Mais en renversant les clichés pour offrir un fantasme d’homme-objet, ne risque-t-on pas de tomber dans la misandrie ? Pour Pam Wojcik, on en est encore loin. « Si c’était la seule manière dont les hommes étaient représentés, peut-être, estime-t-elle. Mais les hommes tiennent encore les rênes du pouvoir, à Hollywood comme ailleurs. Et on célèbre toujours des versions de la violence masculine et du pouvoir masculin. Les himbos ne sont pas la seule représentation, et ça reste une sorte de parodie finalement assez douce. »
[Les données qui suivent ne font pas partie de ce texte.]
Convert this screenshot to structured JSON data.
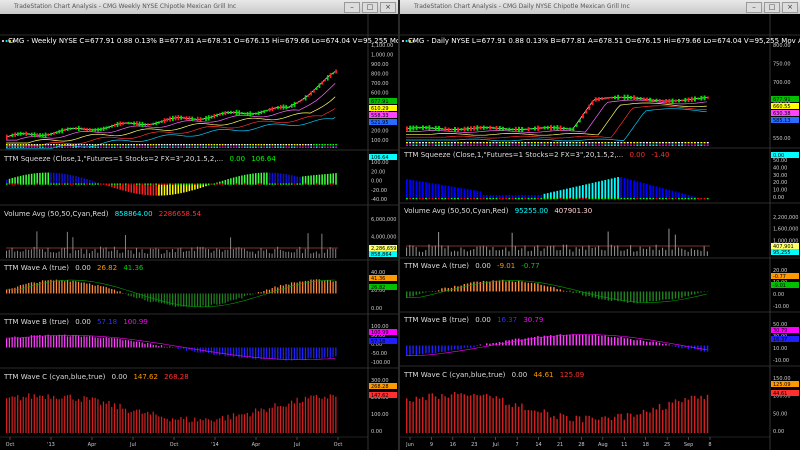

Un cliché qui a ses limites

Le problème de ce stéréotype se situe peut-être ailleurs, dans tout ce qu’il ne déconstruit pas vraiment. S’il ambitionne d’offrir une différente version de la masculinité, le cliché du himbo reproduit les codes esthétiques traditionnels de la virilité : taille imposante, stature carrée et abdos toujours parfaitement dessinés.

Surtout, pour Marie Pierre Huillet, enseignante à l’université Toulouse Jean Jaurès spécialiste des questions de genre dans les médias, le stéréotype s’inscrit toujours dans un rapport de pouvoir asymétrique entre hommes et femmes. « C’est le pendant de la bimbo donc ça ne fait que reproduire un système, ça ne le déconstruit pas, estime-t-elle. On inverse la dynamique mais on reste dans des relations de pouvoirs et on ne fait que renforcer quelque chose qu’on a déploré. »

Mais déconstruction ou pas, le himbo a tout même un avantage de taille par rapport à la traditionnelle bimbo : l’indulgence que lui porte le public. Beaucoup l’ont clamé au moment de la sortie de Barbie, la star du film, c’est Ken. Au-delà de la parodie, le himbo le plus célèbre de 2023 a le droit à son propre arc narratif, à des moments de vulnérabilité et de rédemption. Un privilège que les bimbos et autres femmes-objets de l’histoire d’Hollywood n’ont jamais connu.